S’il t’arrive parfois de scroller le matin avant de prononcer le moindre mot.
Cette édition est pour toi.
📖 Au programme
Le design intentionnellement addictif des apps
Le scroll infini et l’expérience de la soupe
Ce qui se passe dans le cerveau quand tu scrolles
Des astuces concrètes pour s’échapper du tourbillon
Une trouvaille insolite
🧲 Le design intentionnellement addictif des apps
En 2004, Patrick Le Lay, alors PDG de TF1, a avoué ouvertement son modèle économique : "ce que nous vendons à Coca-Cola, c’est du temps de cerveau humain disponible".
Cette déclaration a choqué à l’époque, mais elle n'a fait qu'énoncer crûment un phénomène qui existait déjà depuis longtemps et qui s'est intensifié avec l'avènement d’Internet et des réseaux sociaux.
On appelle ce phénomène l'économie de l'attention.
L'économiste américain Herbert Simon a été le premier à introduire ce concept en 1971. Il disait “dans un monde submergé d'informations, l'attention du consommateur devient une ressource précieuse et rare.”
Les plateformes digitales et réseaux sociaux ont un modèle économique basé sur la gratuité, ce qui signifie qu'en échange de notre attention, nous pouvons les utiliser sans frais.
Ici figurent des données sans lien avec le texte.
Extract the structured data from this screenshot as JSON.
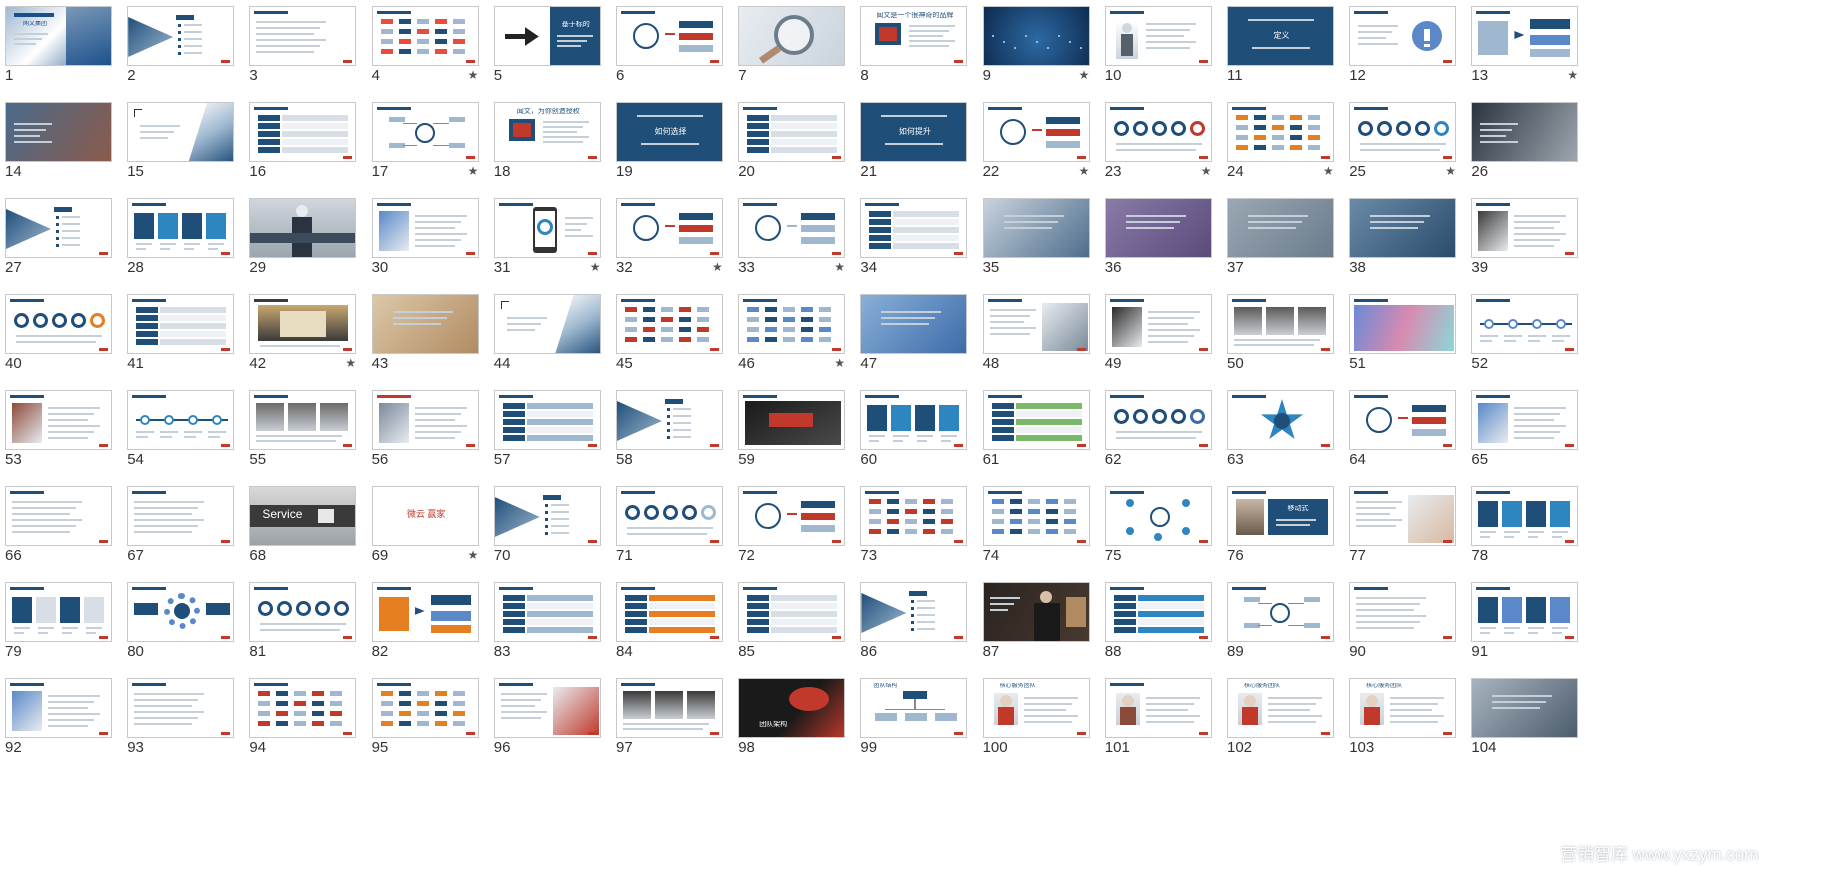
{
  "slide_sorter": {
    "slides": [
      {
        "n": "1",
        "star": false,
        "v": "photo-title",
        "title": "闻文集团",
        "c1": "#1a4f8a",
        "c2": "#9fb8d0"
      },
      {
        "n": "2",
        "star": false,
        "v": "agenda",
        "c1": "#1f4e79",
        "c2": "#9fb8d0"
      },
      {
        "n": "3",
        "star": false,
        "v": "text",
        "c1": "#1f4e79",
        "c2": "#d8dee6"
      },
      {
        "n": "4",
        "star": true,
        "v": "logos",
        "c1": "#1f4e79",
        "c2": "#e74c3c"
      },
      {
        "n": "5",
        "star": false,
        "v": "arrow",
        "title": "基于标的",
        "c1": "#1f4e79",
        "c2": "#ffffff"
      },
      {
        "n": "6",
        "star": false,
        "v": "diagram",
        "c1": "#1f4e79",
        "c2": "#c0392b"
      },
      {
        "n": "7",
        "star": false,
        "v": "magnifier",
        "c1": "#6b7c8a",
        "c2": "#d8dee6"
      },
      {
        "n": "8",
        "star": false,
        "v": "title-text",
        "title": "闻文是一个很神奇的品牌",
        "c1": "#1f4e79",
        "c2": "#c0392b"
      },
      {
        "n": "9",
        "star": true,
        "v": "dark-photo",
        "c1": "#0d2a4f",
        "c2": "#2d6aa3"
      },
      {
        "n": "10",
        "star": false,
        "v": "person",
        "c1": "#1f4e79",
        "c2": "#c9d3dd"
      },
      {
        "n": "11",
        "star": false,
        "v": "blue-block",
        "title": "定义",
        "c1": "#1f4e79",
        "c2": "#ffffff"
      },
      {
        "n": "12",
        "star": false,
        "v": "question",
        "c1": "#1f4e79",
        "c2": "#5a88c8"
      },
      {
        "n": "13",
        "star": true,
        "v": "flow",
        "c1": "#1f4e79",
        "c2": "#9fb8d0"
      },
      {
        "n": "14",
        "star": false,
        "v": "photo-text",
        "c1": "#4a6a8a",
        "c2": "#8c5a4a"
      },
      {
        "n": "15",
        "star": false,
        "v": "corner-photo",
        "c1": "#1f4e79",
        "c2": "#9fb8d0"
      },
      {
        "n": "16",
        "star": false,
        "v": "table",
        "c1": "#1f4e79",
        "c2": "#d8dee6"
      },
      {
        "n": "17",
        "star": true,
        "v": "mindmap",
        "c1": "#1f4e79",
        "c2": "#9fb8d0"
      },
      {
        "n": "18",
        "star": false,
        "v": "title-text",
        "title": "闻文，为你创造授权",
        "c1": "#1f4e79",
        "c2": "#c0392b"
      },
      {
        "n": "19",
        "star": false,
        "v": "blue-block",
        "title": "如何选择",
        "c1": "#1f4e79",
        "c2": "#ffffff"
      },
      {
        "n": "20",
        "star": false,
        "v": "table",
        "c1": "#1f4e79",
        "c2": "#d8dee6"
      },
      {
        "n": "21",
        "star": false,
        "v": "blue-block",
        "title": "如何提升",
        "c1": "#1f4e79",
        "c2": "#ffffff"
      },
      {
        "n": "22",
        "star": true,
        "v": "diagram",
        "c1": "#1f4e79",
        "c2": "#c0392b"
      },
      {
        "n": "23",
        "star": true,
        "v": "circles",
        "c1": "#1f4e79",
        "c2": "#c0392b"
      },
      {
        "n": "24",
        "star": true,
        "v": "logos",
        "c1": "#1f4e79",
        "c2": "#e67e22"
      },
      {
        "n": "25",
        "star": true,
        "v": "circles",
        "c1": "#1f4e79",
        "c2": "#2e86c1"
      },
      {
        "n": "26",
        "star": false,
        "v": "photo-text",
        "c1": "#2a3440",
        "c2": "#a0a8b0"
      },
      {
        "n": "27",
        "star": false,
        "v": "agenda",
        "c1": "#1f4e79",
        "c2": "#9fb8d0"
      },
      {
        "n": "28",
        "star": false,
        "v": "columns",
        "c1": "#1f4e79",
        "c2": "#2e86c1"
      },
      {
        "n": "29",
        "star": false,
        "v": "banner-person",
        "c1": "#3c4c5c",
        "c2": "#9fb8d0"
      },
      {
        "n": "30",
        "star": false,
        "v": "photo-left",
        "c1": "#1f4e79",
        "c2": "#5a88c8"
      },
      {
        "n": "31",
        "star": true,
        "v": "phone",
        "c1": "#1f4e79",
        "c2": "#2e86c1"
      },
      {
        "n": "32",
        "star": true,
        "v": "diagram",
        "c1": "#1f4e79",
        "c2": "#c0392b"
      },
      {
        "n": "33",
        "star": true,
        "v": "diagram",
        "c1": "#1f4e79",
        "c2": "#9fb8d0"
      },
      {
        "n": "34",
        "star": false,
        "v": "table",
        "c1": "#1f4e79",
        "c2": "#d8dee6"
      },
      {
        "n": "35",
        "star": false,
        "v": "photo-full",
        "c1": "#4a6a8a",
        "c2": "#c9d3dd"
      },
      {
        "n": "36",
        "star": false,
        "v": "photo-full",
        "c1": "#5a4a7a",
        "c2": "#8a7aa8"
      },
      {
        "n": "37",
        "star": false,
        "v": "photo-full",
        "c1": "#6a7a8a",
        "c2": "#9aa8b4"
      },
      {
        "n": "38",
        "star": false,
        "v": "photo-full",
        "c1": "#2a4a6a",
        "c2": "#6a8aa8"
      },
      {
        "n": "39",
        "star": false,
        "v": "photo-left",
        "c1": "#1f4e79",
        "c2": "#3a3a3a"
      },
      {
        "n": "40",
        "star": false,
        "v": "circles",
        "c1": "#1f4e79",
        "c2": "#e67e22"
      },
      {
        "n": "41",
        "star": false,
        "v": "table",
        "c1": "#1f4e79",
        "c2": "#d8dee6"
      },
      {
        "n": "42",
        "star": true,
        "v": "photo-center",
        "c1": "#3a3a3a",
        "c2": "#c9a870"
      },
      {
        "n": "43",
        "star": false,
        "v": "photo-full",
        "c1": "#b08a60",
        "c2": "#dcc8a8"
      },
      {
        "n": "44",
        "star": false,
        "v": "corner-photo",
        "c1": "#1f4e79",
        "c2": "#9fb8d0"
      },
      {
        "n": "45",
        "star": false,
        "v": "logos",
        "c1": "#1f4e79",
        "c2": "#c0392b"
      },
      {
        "n": "46",
        "star": true,
        "v": "logos",
        "c1": "#1f4e79",
        "c2": "#5a88c8"
      },
      {
        "n": "47",
        "star": false,
        "v": "photo-full",
        "c1": "#3a6aa8",
        "c2": "#8ab0d8"
      },
      {
        "n": "48",
        "star": false,
        "v": "photo-right",
        "c1": "#1f4e79",
        "c2": "#7a8a9a"
      },
      {
        "n": "49",
        "star": false,
        "v": "photo-left",
        "c1": "#1f4e79",
        "c2": "#2a2a2a"
      },
      {
        "n": "50",
        "star": false,
        "v": "photo-grid",
        "c1": "#1f4e79",
        "c2": "#5a5a5a"
      },
      {
        "n": "51",
        "star": false,
        "v": "gradient",
        "c1": "#6a8ad8",
        "c2": "#d88ab0"
      },
      {
        "n": "52",
        "star": false,
        "v": "timeline",
        "c1": "#1f4e79",
        "c2": "#5a88c8"
      },
      {
        "n": "53",
        "star": false,
        "v": "photo-left",
        "c1": "#1f4e79",
        "c2": "#8c4a3a"
      },
      {
        "n": "54",
        "star": false,
        "v": "timeline",
        "c1": "#1f4e79",
        "c2": "#2e86c1"
      },
      {
        "n": "55",
        "star": false,
        "v": "photo-grid",
        "c1": "#1f4e79",
        "c2": "#6a6a6a"
      },
      {
        "n": "56",
        "star": false,
        "v": "photo-left",
        "c1": "#c0392b",
        "c2": "#7a8a9a"
      },
      {
        "n": "57",
        "star": false,
        "v": "table",
        "c1": "#1f4e79",
        "c2": "#9fb8d0"
      },
      {
        "n": "58",
        "star": false,
        "v": "agenda",
        "c1": "#1f4e79",
        "c2": "#9fb8d0"
      },
      {
        "n": "59",
        "star": false,
        "v": "photo-keyboard",
        "c1": "#c0392b",
        "c2": "#1a1a1a"
      },
      {
        "n": "60",
        "star": false,
        "v": "columns",
        "c1": "#1f4e79",
        "c2": "#2e86c1"
      },
      {
        "n": "61",
        "star": false,
        "v": "table",
        "c1": "#1f4e79",
        "c2": "#7ab86a"
      },
      {
        "n": "62",
        "star": false,
        "v": "circles",
        "c1": "#1f4e79",
        "c2": "#3a6aa8"
      },
      {
        "n": "63",
        "star": false,
        "v": "star-diagram",
        "c1": "#1f4e79",
        "c2": "#2e86c1"
      },
      {
        "n": "64",
        "star": false,
        "v": "diagram",
        "c1": "#1f4e79",
        "c2": "#c0392b"
      },
      {
        "n": "65",
        "star": false,
        "v": "photo-left",
        "c1": "#1f4e79",
        "c2": "#5a88c8"
      },
      {
        "n": "66",
        "star": false,
        "v": "text",
        "c1": "#1f4e79",
        "c2": "#d8dee6"
      },
      {
        "n": "67",
        "star": false,
        "v": "text",
        "c1": "#1f4e79",
        "c2": "#5a88c8"
      },
      {
        "n": "68",
        "star": false,
        "v": "service",
        "title": "Service",
        "c1": "#3a3a3a",
        "c2": "#d8d8d8"
      },
      {
        "n": "69",
        "star": true,
        "v": "red-text",
        "title": "微云 赢家",
        "c1": "#c0392b",
        "c2": "#ffffff"
      },
      {
        "n": "70",
        "star": false,
        "v": "agenda",
        "c1": "#1f4e79",
        "c2": "#9fb8d0"
      },
      {
        "n": "71",
        "star": false,
        "v": "circles",
        "c1": "#1f4e79",
        "c2": "#9fb8d0"
      },
      {
        "n": "72",
        "star": false,
        "v": "diagram",
        "c1": "#1f4e79",
        "c2": "#c0392b"
      },
      {
        "n": "73",
        "star": false,
        "v": "logos",
        "c1": "#1f4e79",
        "c2": "#c0392b"
      },
      {
        "n": "74",
        "star": false,
        "v": "logos",
        "c1": "#1f4e79",
        "c2": "#5a88c8"
      },
      {
        "n": "75",
        "star": false,
        "v": "network",
        "c1": "#1f4e79",
        "c2": "#2e86c1"
      },
      {
        "n": "76",
        "star": false,
        "v": "blue-card",
        "title": "移动式",
        "c1": "#1f4e79",
        "c2": "#ffffff"
      },
      {
        "n": "77",
        "star": false,
        "v": "photo-right",
        "c1": "#1f4e79",
        "c2": "#d8b8a0"
      },
      {
        "n": "78",
        "star": false,
        "v": "columns",
        "c1": "#1f4e79",
        "c2": "#2e86c1"
      },
      {
        "n": "79",
        "star": false,
        "v": "columns",
        "c1": "#1f4e79",
        "c2": "#d8dee6"
      },
      {
        "n": "80",
        "star": false,
        "v": "gear",
        "c1": "#1f4e79",
        "c2": "#5a88c8"
      },
      {
        "n": "81",
        "star": false,
        "v": "circles",
        "c1": "#1f4e79",
        "c2": "#1f4e79"
      },
      {
        "n": "82",
        "star": false,
        "v": "flow",
        "c1": "#1f4e79",
        "c2": "#e67e22"
      },
      {
        "n": "83",
        "star": false,
        "v": "table",
        "c1": "#1f4e79",
        "c2": "#9fb8d0"
      },
      {
        "n": "84",
        "star": false,
        "v": "table",
        "c1": "#1f4e79",
        "c2": "#e67e22"
      },
      {
        "n": "85",
        "star": false,
        "v": "table",
        "c1": "#1f4e79",
        "c2": "#d8dee6"
      },
      {
        "n": "86",
        "star": false,
        "v": "agenda",
        "c1": "#1f4e79",
        "c2": "#9fb8d0"
      },
      {
        "n": "87",
        "star": false,
        "v": "dark-person",
        "c1": "#2a2420",
        "c2": "#b08a60"
      },
      {
        "n": "88",
        "star": false,
        "v": "table",
        "c1": "#1f4e79",
        "c2": "#2e86c1"
      },
      {
        "n": "89",
        "star": false,
        "v": "mindmap",
        "c1": "#1f4e79",
        "c2": "#9fb8d0"
      },
      {
        "n": "90",
        "star": false,
        "v": "text",
        "c1": "#1f4e79",
        "c2": "#d8dee6"
      },
      {
        "n": "91",
        "star": false,
        "v": "columns",
        "c1": "#1f4e79",
        "c2": "#5a88c8"
      },
      {
        "n": "92",
        "star": false,
        "v": "photo-left",
        "c1": "#1f4e79",
        "c2": "#5a88c8"
      },
      {
        "n": "93",
        "star": false,
        "v": "text",
        "c1": "#1f4e79",
        "c2": "#d8dee6"
      },
      {
        "n": "94",
        "star": false,
        "v": "logos",
        "c1": "#1f4e79",
        "c2": "#c0392b"
      },
      {
        "n": "95",
        "star": false,
        "v": "logos",
        "c1": "#1f4e79",
        "c2": "#e67e22"
      },
      {
        "n": "96",
        "star": false,
        "v": "photo-right",
        "c1": "#1f4e79",
        "c2": "#c0392b"
      },
      {
        "n": "97",
        "star": false,
        "v": "photo-grid",
        "c1": "#1f4e79",
        "c2": "#3a3a3a"
      },
      {
        "n": "98",
        "star": false,
        "v": "dark-red",
        "title": "团队架构",
        "c1": "#1a1a1a",
        "c2": "#c0392b"
      },
      {
        "n": "99",
        "star": false,
        "v": "org",
        "title": "团队结构",
        "c1": "#1f4e79",
        "c2": "#9fb8d0"
      },
      {
        "n": "100",
        "star": false,
        "v": "profile",
        "title": "核心服务团队",
        "c1": "#1f4e79",
        "c2": "#c0392b"
      },
      {
        "n": "101",
        "star": false,
        "v": "profile",
        "c1": "#1f4e79",
        "c2": "#8c4a3a"
      },
      {
        "n": "102",
        "star": false,
        "v": "profile",
        "title": "核心服务团队",
        "c1": "#1f4e79",
        "c2": "#c0392b"
      },
      {
        "n": "103",
        "star": false,
        "v": "profile",
        "title": "核心服务团队",
        "c1": "#1f4e79",
        "c2": "#c0392b"
      },
      {
        "n": "104",
        "star": false,
        "v": "photo-full",
        "c1": "#4a5a6a",
        "c2": "#a8b4c0"
      }
    ]
  },
  "watermark": {
    "text": "营销智库 www.yxzym.com"
  },
  "colors": {
    "slide_number": "#333333",
    "thumb_border": "#c8c8c8",
    "brand_blue": "#1f4e79"
  },
  "icons": {
    "star": "star-icon"
  }
}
Leur profit provient de la vente de publicités.
Elles cherchent donc non seulement à attirer notre attention, mais aussi à la retenir le plus longtemps possible. En effet, plus elles ont d'utilisateurs actifs sur leur plateforme, plus le coût de leur espace publicitaire augmente.
Ton attention est devenu l’or du XXIè siècle.
Voici un schéma très sophistiqué pour comprendre ⤵️
Les géants de la tech (Google, Meta, TikTok, Twitter et toute l’équipe) déploient des efforts considérables, et recrutent des dizaines de neuro-scientifiques pour développer des méthodes nous rendant de plus en plus dépendants.
À Stanford, ces stratégies sont même enseignées dans un cours appelé Captology (abréviation de Computers As Persuasive Technologies).
Le « scroll infini » est un de ces éléments qui est devenu omniprésent.
Tu fais une pause d’une minute entre deux tâches, tu attrapes ton téléphone pour un petit check rapide de LinkedIn. Vingt minutes plus tard, ton pouce (ou index, il y a plusieurs écoles) est toujours en train de faire défiler, automatiquement, sans apparente limite de fin.
Un sentiment de culpabilité t’envahit aussitôt.
« Bordel, mais pourquoi je fais ça ? »
🥣 Le scroll infini et la soupe
L’inventeur du scroll infini en 2006, Aza Raskin, l’explique lui-même.
Aujourd’hui repenti, il compare son invention à un verre qui se remplirait automatiquement par le fond, sans action de notre part. Résultat : on boit « beaucoup, beaucoup plus ».
Cette affirmation est étayée par une expérience très parlante, réalisée par Brian Wansink en 2005.
Une cinquantaine d'individus a été invité à consommer de la soupe à partir d'un bol placé devant eux.
La moitié d'entre eux ont reçu des bols normaux, et l'autre moitié des bols qui se re-remplissent automatiquement (reliés à un réservoir contenant six litres de soupe, qui se déversent dans le bol via une soupape de pression).
Ils ont été informés qu'ils allaient manger une nouvelle recette de soupe à la tomate, et ont été invités à déguster autant de soupe qu'ils le souhaitaient.
Au bout de 20 minutes, les participants ont été remerciés et ont reçu un questionnaire leur demandant entre autres d'estimer la quantité qu'ils pensent avoir mangée.
Les résultats de l'expérience sont révélateurs.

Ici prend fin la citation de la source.